NKorea agrees to talks with SKorea

SEOUL: North Korea agreed Tuesday to hold talks with South Korea this week, apparently signalling a wish for better relations a day after it test-fired short-range missiles.

Pyongyang accepted Seoul's request for talks on flood prevention on Wednesday and discussions on humanitarian issues including family reunions on Friday, Seoul's unification ministry said in a statement.

It comes after the North Monday fired five missiles off its east coast, the first launch for more than three months.

There are signs it is preparing later Tuesday to launch more short-range missiles off its west coast, Yonhap news agency reported.

South Korean officials normally describe the launches as part of regular military exercises, although they are sometimes timed to make a political point.

The North is under pressure to return to six-nation nuclear disarmament talks that it quit in April.

For more than a year Pyongyang was bitterly hostile to the South's conservative government, which scrapped a "sunshine" aid and engagement policy with its communist neighbour.

Relations were also strained by the North's nuclear and missile tests in the spring, but it began making peace overtures in August.

Seoul had sought talks on ways to prevent floods in a cross-border river after six people were drowned in the South.

The North on September 6 released millions of tonnes of water from a dam across the Imjin river, sweeping away the South Koreans camping or fishing downstream.

The incident stirred anger in the South and threatened to damage the newly improving relations.

The North said a sudden surge in the dam's water level prompted an emergency release.
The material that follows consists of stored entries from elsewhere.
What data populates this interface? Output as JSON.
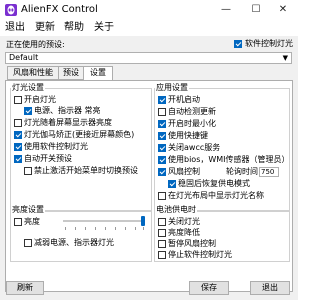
{
  "window": {
    "title": "AlienFX Control"
  },
  "menu": {
    "exit": "退出",
    "update": "更新",
    "help": "帮助",
    "about": "关于"
  },
  "titlebar_icons": {
    "minimize": "—",
    "maximize": "☐",
    "close": "✕"
  },
  "profile": {
    "label": "正在使用的预设:",
    "selected": "Default",
    "software_control": {
      "label": "软件控制灯光",
      "checked": true
    }
  },
  "tabs": [
    {
      "label": "风扇和性能",
      "active": false
    },
    {
      "label": "预设",
      "active": false
    },
    {
      "label": "设置",
      "active": true
    }
  ],
  "light_settings": {
    "title": "灯光设置",
    "items": [
      {
        "label": "开启灯光",
        "checked": false
      },
      {
        "label": "电源、指示器 常亮",
        "checked": true
      },
      {
        "label": "灯光随着屏幕显示器亮度",
        "checked": false
      },
      {
        "label": "灯光伽马矫正(更接近屏幕颜色)",
        "checked": true
      },
      {
        "label": "使用软件控制灯光",
        "checked": true
      },
      {
        "label": "自动开关预设",
        "checked": true
      },
      {
        "label": "禁止激活开始菜单时切换预设",
        "checked": false
      }
    ]
  },
  "app_settings": {
    "title": "应用设置",
    "items": [
      {
        "label": "开机启动",
        "checked": true
      },
      {
        "label": "自动检测更新",
        "checked": false
      },
      {
        "label": "开启时最小化",
        "checked": true
      },
      {
        "label": "使用快捷键",
        "checked": true
      },
      {
        "label": "关闭awcc服务",
        "checked": true
      },
      {
        "label": "使用bios，WMI传感器（管理员）",
        "checked": true
      },
      {
        "label": "风扇控制",
        "checked": true
      },
      {
        "label": "稳固后恢复供电模式",
        "checked": true
      },
      {
        "label": "在灯光布局中显示灯光名称",
        "checked": false
      }
    ],
    "polling": {
      "label": "轮询时间",
      "value": "750"
    }
  },
  "brightness": {
    "title": "亮度设置",
    "dim": {
      "label": "亮度",
      "checked": false,
      "level_percent": 100
    },
    "dim_power": {
      "label": "减弱电源、指示器灯光",
      "checked": false
    }
  },
  "battery": {
    "title": "电池供电时",
    "items": [
      {
        "label": "关闭灯光",
        "checked": false
      },
      {
        "label": "亮度降低",
        "checked": false
      },
      {
        "label": "暂停风扇控制",
        "checked": false
      },
      {
        "label": "停止软件控制灯光",
        "checked": false
      }
    ]
  },
  "buttons": {
    "refresh": "刷新",
    "save": "保存",
    "exit": "退出"
  },
  "colors": {
    "accent": "#0067c0",
    "window_bg": "#f0f0f0"
  }
}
The South's Defence Minister Kim Tae-Young has said there was no evidence of a deliberate "water attack."

The South also proposed holding Red Cross talks to discuss humanitarian issues such as more reunions for families separated since the 1950-53 war.

The reunion programme was on hold for almost two years as ties worsened, but the North recently gave the go-ahead and hundreds of separated relatives held tearful reunions two weeks ago.
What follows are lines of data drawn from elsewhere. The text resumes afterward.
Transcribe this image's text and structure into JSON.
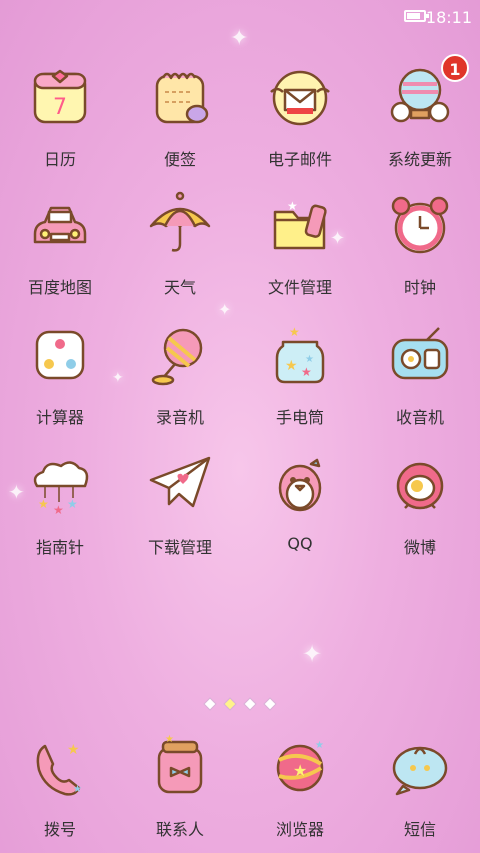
{
  "status_bar": {
    "time": "18:11",
    "battery_level": 0.8
  },
  "apps": [
    [
      {
        "label": "日历",
        "icon": "calendar-icon"
      },
      {
        "label": "便签",
        "icon": "notes-icon"
      },
      {
        "label": "电子邮件",
        "icon": "email-icon"
      },
      {
        "label": "系统更新",
        "icon": "system-update-icon",
        "badge": "1"
      }
    ],
    [
      {
        "label": "百度地图",
        "icon": "car-map-icon"
      },
      {
        "label": "天气",
        "icon": "umbrella-icon"
      },
      {
        "label": "文件管理",
        "icon": "folder-icon"
      },
      {
        "label": "时钟",
        "icon": "alarm-clock-icon"
      }
    ],
    [
      {
        "label": "计算器",
        "icon": "dice-icon"
      },
      {
        "label": "录音机",
        "icon": "microphone-icon"
      },
      {
        "label": "手电筒",
        "icon": "star-jar-icon"
      },
      {
        "label": "收音机",
        "icon": "radio-icon"
      }
    ],
    [
      {
        "label": "指南针",
        "icon": "cloud-stars-icon"
      },
      {
        "label": "下载管理",
        "icon": "paper-plane-icon"
      },
      {
        "label": "QQ",
        "icon": "penguin-icon"
      },
      {
        "label": "微博",
        "icon": "bird-icon"
      }
    ]
  ],
  "pager": {
    "pages": 4,
    "active": 1
  },
  "dock": [
    {
      "label": "拨号",
      "icon": "phone-icon"
    },
    {
      "label": "联系人",
      "icon": "contacts-icon"
    },
    {
      "label": "浏览器",
      "icon": "planet-icon"
    },
    {
      "label": "短信",
      "icon": "message-bubble-icon"
    }
  ]
}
In recent weeks the North has also freed five South Korean detainees, eased curbs on the operations of a joint industrial estate and sent envoys for talks with President Lee Myung-Bak.

Last week the North told visiting Chinese Premier Wen Jiabao it was willing to return to the six-party talks, but only after direct negotiations with the United States to improve "hostile relations."

Wen has said Pyongyang hopes not only to improve relations with the United States but also with Japan and South Korea.

Washington has said it is open to bilateral talks but only in order to bring the North back to six-party negotiations, which are hosted by China and also group the two Koreas, the United States, Russia and Japan.